Often at night my mind races. Half awake, half asleep, I write entire essays and stories in my head, revise them, erase them. I never get up to put these pieces down, and by the morning I’ve usually forgotten what they were about, or that I wrote them at all.
This isn’t a loss. I don’t think I believe such a generative process could ever be considered a true loss, even if I forget those exact words in that exact format. I view these night-time screeds as akin to dreams. They are my conscious and subconscious minds coming together to work out kinks in my writing process, blocks I didn’t realize were there, angers and hurts hiding beneath the surface. And who knows? Maybe they are dreams. Maybe I’m asleep after all.

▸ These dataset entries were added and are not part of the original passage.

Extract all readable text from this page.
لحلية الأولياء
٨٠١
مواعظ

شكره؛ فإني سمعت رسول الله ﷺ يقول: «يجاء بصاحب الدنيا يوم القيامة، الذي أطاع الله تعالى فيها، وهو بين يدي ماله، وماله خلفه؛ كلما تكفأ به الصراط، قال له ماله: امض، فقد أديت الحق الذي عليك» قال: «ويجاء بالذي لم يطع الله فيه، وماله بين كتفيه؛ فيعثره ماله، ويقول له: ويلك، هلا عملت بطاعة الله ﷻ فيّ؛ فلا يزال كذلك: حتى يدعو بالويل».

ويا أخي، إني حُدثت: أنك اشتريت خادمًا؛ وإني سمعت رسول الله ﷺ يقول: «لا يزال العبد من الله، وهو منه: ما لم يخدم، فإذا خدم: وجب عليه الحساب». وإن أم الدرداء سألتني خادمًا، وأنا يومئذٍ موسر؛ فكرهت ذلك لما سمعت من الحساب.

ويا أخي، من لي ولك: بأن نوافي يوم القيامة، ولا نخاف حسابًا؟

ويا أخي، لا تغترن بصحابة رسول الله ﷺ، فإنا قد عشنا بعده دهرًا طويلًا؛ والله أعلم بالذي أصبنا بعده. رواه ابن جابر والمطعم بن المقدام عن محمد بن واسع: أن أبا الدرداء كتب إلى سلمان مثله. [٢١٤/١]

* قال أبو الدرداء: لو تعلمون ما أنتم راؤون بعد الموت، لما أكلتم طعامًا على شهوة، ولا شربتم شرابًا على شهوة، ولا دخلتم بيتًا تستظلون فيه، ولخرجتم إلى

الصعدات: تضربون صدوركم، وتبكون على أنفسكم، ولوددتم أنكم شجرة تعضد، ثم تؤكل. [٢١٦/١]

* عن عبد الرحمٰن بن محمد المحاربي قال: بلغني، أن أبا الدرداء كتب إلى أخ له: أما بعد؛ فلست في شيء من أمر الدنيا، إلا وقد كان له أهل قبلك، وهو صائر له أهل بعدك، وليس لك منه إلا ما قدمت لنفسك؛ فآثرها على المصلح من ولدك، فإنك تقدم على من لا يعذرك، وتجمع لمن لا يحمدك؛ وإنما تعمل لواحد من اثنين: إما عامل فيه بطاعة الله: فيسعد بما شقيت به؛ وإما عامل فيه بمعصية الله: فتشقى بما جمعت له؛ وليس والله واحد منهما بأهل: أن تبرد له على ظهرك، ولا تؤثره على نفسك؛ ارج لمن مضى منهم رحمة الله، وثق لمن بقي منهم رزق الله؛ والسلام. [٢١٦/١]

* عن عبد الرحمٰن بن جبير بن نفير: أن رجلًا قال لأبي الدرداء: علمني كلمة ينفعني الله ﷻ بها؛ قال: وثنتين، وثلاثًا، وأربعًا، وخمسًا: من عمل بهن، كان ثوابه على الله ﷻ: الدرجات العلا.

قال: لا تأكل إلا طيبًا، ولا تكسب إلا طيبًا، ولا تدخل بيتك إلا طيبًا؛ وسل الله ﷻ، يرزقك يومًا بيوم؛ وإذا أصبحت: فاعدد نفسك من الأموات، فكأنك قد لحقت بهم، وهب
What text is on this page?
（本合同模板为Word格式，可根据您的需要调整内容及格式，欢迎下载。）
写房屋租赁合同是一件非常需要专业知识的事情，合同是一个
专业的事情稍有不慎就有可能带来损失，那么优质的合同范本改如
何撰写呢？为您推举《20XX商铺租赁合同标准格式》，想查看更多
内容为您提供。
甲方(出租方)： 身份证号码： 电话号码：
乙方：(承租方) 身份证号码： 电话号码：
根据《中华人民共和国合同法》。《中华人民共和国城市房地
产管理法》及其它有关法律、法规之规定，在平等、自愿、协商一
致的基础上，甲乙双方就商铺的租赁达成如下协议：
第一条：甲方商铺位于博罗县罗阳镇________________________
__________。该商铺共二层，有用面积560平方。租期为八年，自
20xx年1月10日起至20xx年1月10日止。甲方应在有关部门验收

I used to think every word was precious. I thought that if I didn’t chase every story idea I was failing. I clung to everything I wrote, and inevitably arrived at a place where I rewrote and rewrote and never moved forward. Writing an entire novel and never touching it again was unthinkable to me. The idea that a story could just be practice offended me deeply. Now I know better. I’ve got three novels that I never plan to touch again sitting in an actual drawer, and who knows how many short stories sitting in various states of completion on my hard drive.
Those novels and stories aren’t failures. They’re lessons. I wrote them, and learned from the process. I got so far as revising two of the novels, and learned from that process also. That’s enough. That’s more than enough. The process is its own reward.
It’s the same with the writing I do only in my head, when everyone else in the house is sleeping and I’ve finally put down the book I’m reading. It’s not meant to be inspiration or brilliance or a finished masterpiece. It’s a process. My mind composts thoughts and ideas, turns them into fertile soil. And in the morning, when I come to the page, I almost always find words growing rich.